Step 3: MFRs that did not meet the following criterion were removed: the complication rate of the MFR with an additional risk factor must be at least 1.1 times that of the original MFR. This criterion was intended to reduce MFRs that only subdivide patients with the same risk.

After identifying the MFRs, the complication rates in patients meeting each MFR (CR_whole) were calculated. In addition, the complication rates in the absence of supervising physicians (CR_absence) were calculated. The error in the complication rate was defined as 100 divided by the number of patients meeting each MFR. The lack of overlap in the error ranges of CR_whole and CR_absence was defined as a significant impact on the complication rate due to the absence of a supervising physician.

This study was approved by the Ethics Committee of Tohoku University (2024-1-674).

Results

A total of 3342 patients were included, and 371 patients were excluded; 2971 patients were analyzed, which were composed of 1290 patients with an Acom AN, 1265 patients with an IC-PC AN, and 416 patients with a BA-bif AN (Fig. 2). Among these, 354 patients (11.9%) had the following complications: 154 patients (5.2%) had intraprocedural bleeding, 17 patients (0.6%) had postprocedural bleeding, and 183 patients (6.2%) had procedure-related cerebral infarction. The prevalence of risk factors and complications in patients with each aneurysmal site is shown in Table 1.
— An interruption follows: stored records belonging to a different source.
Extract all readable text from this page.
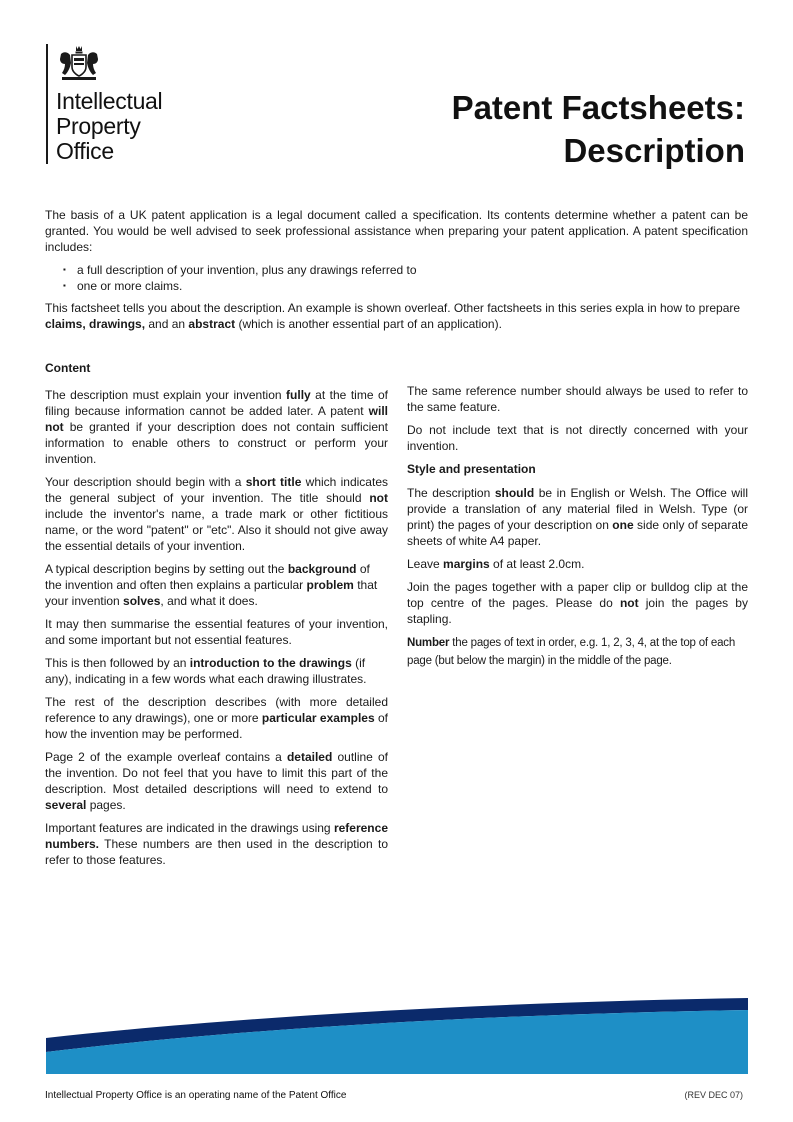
Intellectual
Property
Office
Patent Factsheets:
Description

The basis of a UK patent application is a legal document called a specification. Its contents determine whether a patent can be granted. You would be well advised to seek professional assistance when preparing your patent application. A patent specification includes:

▪ a full description of your invention, plus any drawings referred to
▪ one or more claims.

This factsheet tells you about the description. An example is shown overleaf. Other factsheets in this series expla in how to prepare claims, drawings, and an abstract (which is another essential part of an application).

Content

The description must explain your invention fully at the time of filing because information cannot be added later. A patent will not be granted if your description does not contain sufficient information to enable others to construct or perform your invention.

Your description should begin with a short title which indicates the general subject of your invention. The title should not include the inventor's name, a trade mark or other fictitious name, or the word "patent" or "etc". Also it should not give away the essential details of your invention.

A typical description begins by setting out the background of the invention and often then explains a particular problem that your invention solves, and what it does.

It may then summarise the essential features of your invention, and some important but not essential features.

This is then followed by an introduction to the drawings (if any), indicating in a few words what each drawing illustrates.

The rest of the description describes (with more detailed reference to any drawings), one or more particular examples of how the invention may be performed.

Page 2 of the example overleaf contains a detailed outline of the invention. Do not feel that you have to limit this part of the description. Most detailed descriptions will need to extend to several pages.

Important features are indicated in the drawings using reference numbers. These numbers are then used in the description to refer to those features.

The same reference number should always be used to refer to the same feature.

Do not include text that is not directly concerned with your invention.

Style and presentation

The description should be in English or Welsh. The Office will provide a translation of any material filed in Welsh. Type (or print) the pages of your description on one side only of separate sheets of white A4 paper.

Leave margins of at least 2.0cm.

Join the pages together with a paper clip or bulldog clip at the top centre of the pages. Please do not join the pages by stapling.

Number the pages of text in order, e.g. 1, 2, 3, 4, at the top of each page (but below the margin) in the middle of the page.

Intellectual Property Office is an operating name of the Patent Office	(REV DEC 07)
Fig. 2 Flowchart of patient selection. A total of 2971 patients were analyzed in this study. Acom, anterior communicating artery; AN, aneurysm; BA-bif AN, basilar artery bifurcation AN; IC-PC, internal carotid artery-posterior communicating artery

Table 1Patient background

	Acom (n = 1290)		IC-PC (n = 1265)		BA-bif (n = 416)
Factor
Young (≤50)	389	(30.2%)	229	(18.1%)	103	(24.8%)
Elderly (≥76)	297	(23.0%)	499	(39.4%)	100	(24.0%)
Severe (WFNS grade ≥4)	451	(35.0%)	385	(30.4%)	159	(38.2%)
Small (<3 mm)	118	(9.1%)	44	(3.5%)	40	(9.6%)
Large (≥10 mm)	69	(5.3%)	190	(15.0%)	74	(17.8%)
Nonsaccular type	3	(0.2%)	0	(0.0%)	1	(0.2%)
Local anesthesia	102	(7.9%)	100	(7.9%)	42	(10.1%)
Single plane angiography	271	(21.0%)	293	(23.2%)	125	(30.0%)
Double catheter	71	(5.5%)	127	(10.0%)	59	(14.2%)
Balloon assist	176	(13.6%)	683	(54.0%)	191	(45.9%)
Stent assist	5	(0.4%)	38	(3.0%)	18	(4.3%)
No antiplatelet	1163	(90.2%)	1112	(87.9%)	352	(84.6%)
No heparin	76	(5.9%)	59	(4.7%)	24	(5.8%)
Bioactive coil	115	(8.9%)	140	(11.1%)	43	(10.3%)
Hydrocoil	26	(2.0%)	39	(3.1%)	18	(4.3%)
Without supervising physicians	508	(39.4%)	505	(39.9%)	189	(45.4%)
Complications
Intraprocedural bleeding	81	(6.3%)	50	(4.0%)	23	(5.5%)
Postprocedural bleeding	7	(0.5%)	8	(0.6%)	2	(0.5%)
Cerebral infarction	79	(6.1%)	71	(5.6%)	33	(7.9%)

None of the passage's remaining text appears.